The foregoing description of the exemplary embodiments of the invention has been presented only for the purposes of illustration and description and is not intended to be exhaustive or to limit the invention to the precise forms disclosed. Many modifications and variations are possible in light of the above teaching.

The embodiments were chosen and described to explain the principles of the invention and their practical application so as to enable others skilled in the art to utilize the invention and various embodiments and with various modifications as are suited to the particular use contemplated. Alternative embodiments will become apparent to those skilled in the art to which the present invention pertains without departing from its spirit and scope. Accordingly, the scope of the present invention is defined by the appended claims rather than the foregoing description and the exemplary embodiments described therein.

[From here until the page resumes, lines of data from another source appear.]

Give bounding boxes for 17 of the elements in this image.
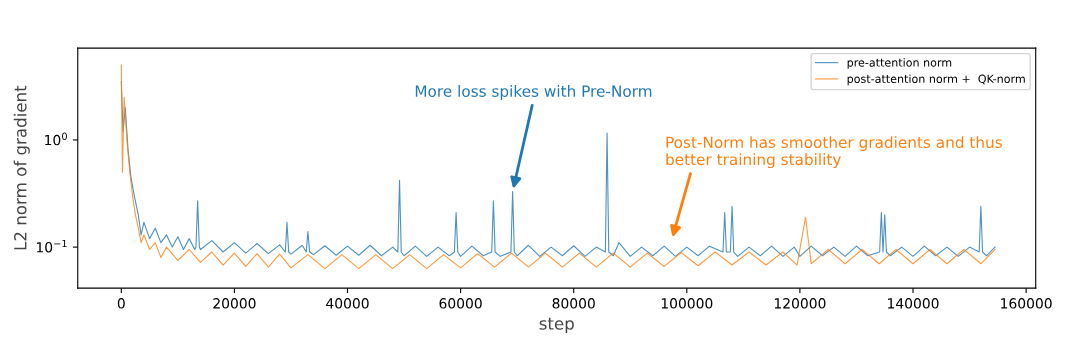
legend-label: post-attention norm + QK-norm [847, 74, 1025, 86]
y-axis-title: L2 norm of gradient [13, 85, 30, 250]
x-tick-label: 80000 [552, 298, 595, 309]
legend-label: pre-attention norm [847, 58, 952, 69]
annotation: Post-Norm has smoother gradients and thus better training stability [666, 136, 1002, 169]
annotation: More loss spikes with Pre-Norm [415, 85, 652, 100]
x-tick-label: 100000 [661, 298, 713, 309]
y-tick-label: 10$^{−1}$ [36, 239, 67, 253]
x-tick-label: 140000 [888, 298, 939, 309]
x-tick-label: 40000 [326, 298, 369, 309]
x-tick-label: 0 [117, 298, 125, 309]
x-tick-label: 60000 [439, 298, 482, 309]
x-tick-label: 20000 [213, 298, 256, 309]
x-tick-label: 120000 [774, 298, 826, 309]
x-axis-title: step [539, 317, 574, 333]
x-tick-label: 160000 [1001, 298, 1052, 309]
y-tick-label: 10$^{0}$ [45, 132, 67, 146]
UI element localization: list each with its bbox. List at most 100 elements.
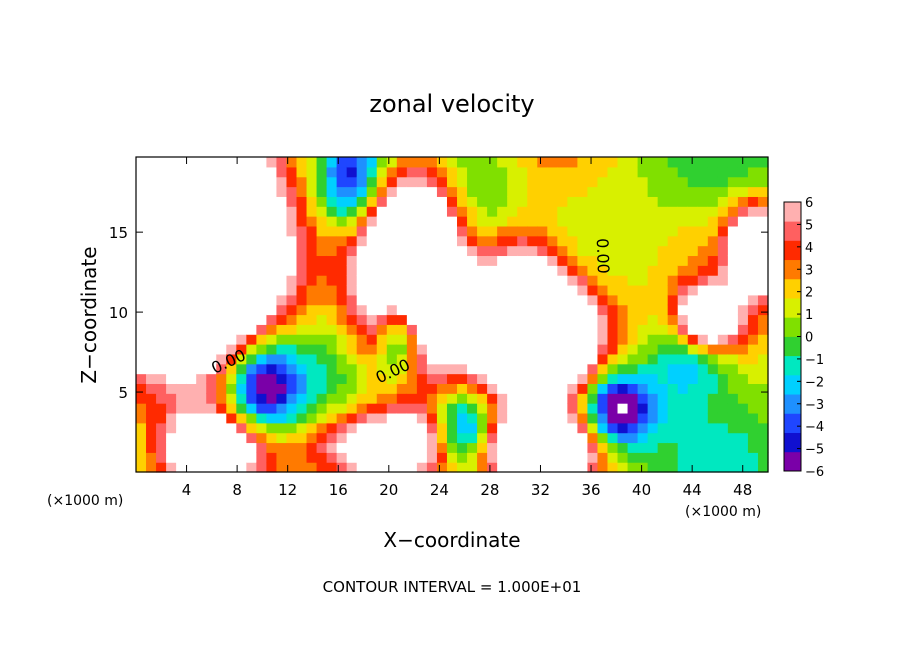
plot-area: 0.00 0.000.00	[136, 157, 769, 473]
heatmap-cell	[727, 462, 739, 473]
heatmap-cell	[527, 235, 538, 247]
heatmap-cell	[577, 324, 589, 335]
heatmap-cell	[386, 157, 398, 168]
heatmap-cell	[527, 334, 538, 345]
heatmap-cell	[497, 255, 508, 266]
heatmap-cell	[537, 304, 548, 316]
heatmap-cell	[416, 412, 428, 424]
heatmap-cell	[757, 275, 769, 286]
heatmap-cell	[607, 363, 619, 375]
heatmap-cell	[557, 383, 568, 394]
heatmap-cell	[507, 393, 518, 404]
heatmap-cell	[306, 344, 318, 355]
heatmap-cell	[376, 176, 388, 188]
heatmap-cell	[146, 265, 157, 276]
y-axis-label: Z−coordinate	[77, 246, 101, 383]
heatmap-cell	[396, 275, 408, 286]
heatmap-cell	[156, 166, 167, 178]
heatmap-cell	[557, 265, 568, 276]
heatmap-cell	[617, 265, 629, 276]
heatmap-cell	[316, 452, 328, 463]
heatmap-cell	[737, 452, 749, 463]
y-tick-label: 10	[109, 304, 128, 322]
heatmap-cell	[607, 373, 619, 384]
heatmap-cell	[697, 442, 709, 453]
heatmap-cell	[426, 353, 438, 365]
heatmap-cell	[637, 363, 649, 375]
contour-interval-note: CONTOUR INTERVAL = 1.000E+01	[323, 578, 582, 596]
heatmap-cell	[266, 157, 278, 168]
heatmap-cell	[406, 442, 418, 453]
heatmap-cell	[717, 186, 729, 197]
heatmap-cell	[497, 344, 508, 355]
heatmap-cell	[286, 166, 298, 178]
heatmap-cell	[707, 373, 719, 384]
heatmap-cell	[697, 176, 709, 188]
heatmap-cell	[737, 216, 749, 227]
heatmap-cell	[166, 452, 177, 463]
heatmap-cell	[136, 255, 147, 266]
heatmap-cell	[416, 314, 428, 325]
heatmap-cell	[436, 196, 448, 207]
heatmap-cell	[587, 314, 599, 325]
heatmap-cell	[276, 166, 288, 178]
heatmap-cell	[497, 334, 508, 345]
heatmap-cell	[477, 255, 488, 266]
heatmap-cell	[386, 403, 398, 414]
heatmap-cell	[366, 422, 378, 434]
heatmap-cell	[266, 235, 278, 247]
heatmap-cell	[517, 314, 528, 325]
heatmap-cell	[757, 442, 769, 453]
heatmap-cell	[446, 422, 458, 434]
heatmap-cell	[156, 383, 167, 394]
heatmap-cell	[747, 265, 759, 276]
heatmap-cell	[707, 265, 719, 276]
colorbar-tick-label: −1	[805, 353, 824, 368]
heatmap-cell	[436, 245, 448, 257]
heatmap-cell	[306, 235, 318, 247]
heatmap-cell	[467, 324, 478, 335]
heatmap-cell	[467, 216, 478, 227]
heatmap-cell	[707, 284, 719, 296]
heatmap-cell	[236, 206, 247, 217]
heatmap-cell	[667, 324, 679, 335]
heatmap-cell	[256, 265, 268, 276]
heatmap-cell	[406, 245, 418, 257]
heatmap-cell	[386, 324, 398, 335]
heatmap-cell	[757, 373, 769, 384]
heatmap-cell	[637, 393, 649, 404]
heatmap-cell	[386, 344, 398, 355]
heatmap-cell	[747, 255, 759, 266]
heatmap-cell	[426, 265, 438, 276]
heatmap-cell	[697, 353, 709, 365]
heatmap-cell	[286, 304, 298, 316]
heatmap-cell	[386, 275, 398, 286]
heatmap-cell	[356, 314, 368, 325]
heatmap-cell	[497, 442, 508, 453]
heatmap-cell	[627, 294, 639, 306]
heatmap-cell	[426, 275, 438, 286]
x-axis-label: X−coordinate	[383, 528, 520, 552]
heatmap-cell	[396, 363, 408, 375]
heatmap-cell	[697, 275, 709, 286]
heatmap-cell	[607, 393, 619, 404]
heatmap-cell	[446, 196, 458, 207]
heatmap-cell	[136, 403, 147, 414]
heatmap-cell	[497, 265, 508, 276]
heatmap-cell	[567, 255, 578, 266]
heatmap-cell	[216, 442, 227, 453]
heatmap-cell	[627, 363, 639, 375]
heatmap-cell	[667, 304, 679, 316]
heatmap-cell	[276, 157, 288, 168]
heatmap-cell	[216, 304, 227, 316]
colorbar-segment	[784, 298, 801, 318]
heatmap-cell	[216, 383, 227, 394]
heatmap-cell	[386, 196, 398, 207]
heatmap-cell	[627, 265, 639, 276]
heatmap-cell	[497, 196, 508, 207]
heatmap-cell	[627, 196, 639, 207]
heatmap-cell	[306, 452, 318, 463]
heatmap-cell	[226, 422, 237, 434]
heatmap-cell	[557, 353, 568, 365]
heatmap-cell	[747, 157, 759, 168]
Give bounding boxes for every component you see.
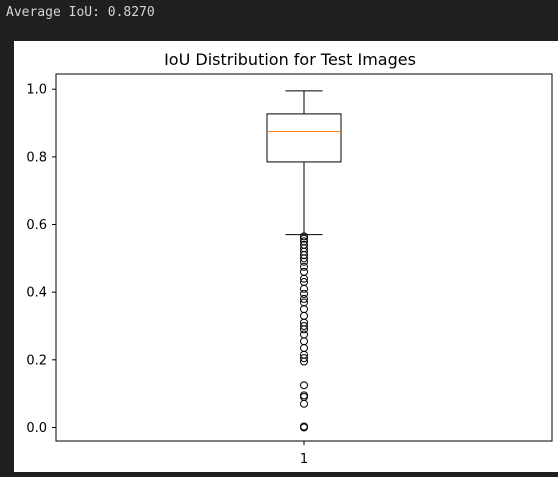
outlier-point: [300, 232, 308, 241]
outlier-point: [300, 257, 308, 266]
y-tick-label: 0.6: [26, 218, 47, 233]
outlier-point: [300, 262, 308, 271]
outlier-point: [300, 354, 308, 363]
outlier-point: [300, 357, 308, 366]
average-iou-output: Average IoU: 0.8270: [6, 5, 155, 20]
iqr-box: [266, 113, 342, 163]
y-tick-label: 0.8: [26, 150, 47, 165]
outlier-point: [300, 274, 308, 283]
outlier-point: [300, 399, 308, 408]
box-group: [266, 90, 342, 236]
outlier-point: [300, 234, 308, 243]
y-axis: 0.0 0.2 0.4 0.6 0.8 1.0: [26, 83, 56, 436]
outlier-points: [300, 232, 308, 432]
figure-output: IoU Distribution for Test Images 0.0 0.2 0…: [14, 41, 558, 472]
outlier-point: [300, 294, 308, 303]
outlier-point: [300, 289, 308, 298]
x-axis: 1: [300, 441, 308, 467]
y-tick-label: 0.2: [26, 353, 47, 368]
outlier-point: [300, 423, 308, 432]
outlier-point: [300, 254, 308, 263]
outlier-point: [300, 284, 308, 293]
y-tick-label: 1.0: [26, 83, 47, 98]
outlier-point: [300, 381, 308, 390]
chart-title: IoU Distribution for Test Images: [164, 50, 416, 69]
plot-area: [55, 73, 553, 442]
outlier-point: [300, 321, 308, 330]
y-tick-label: 0.4: [26, 286, 47, 301]
console-previous-line-fragment: [0, 0, 558, 1]
y-tick-label: 0.0: [26, 421, 47, 436]
x-tick-label: 1: [300, 452, 308, 467]
iou-boxplot-chart: IoU Distribution for Test Images 0.00.20…: [26, 50, 553, 467]
console-output-area: Average IoU: 0.8270: [0, 0, 558, 40]
outlier-point: [300, 325, 308, 334]
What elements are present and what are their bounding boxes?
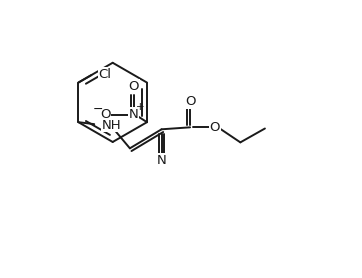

Some references, which may include patents, patent applications and various publications, are cited and discussed in the description of this invention. The citation and/or discussion of such references is provided merely to clarify the description of the present invention and is not an admission that any such reference is “prior art” to the invention described herein. All references cited and discussed in this specification are incorporated herein by reference in their entireties and to the same extent as if each reference was individually incorporated by reference.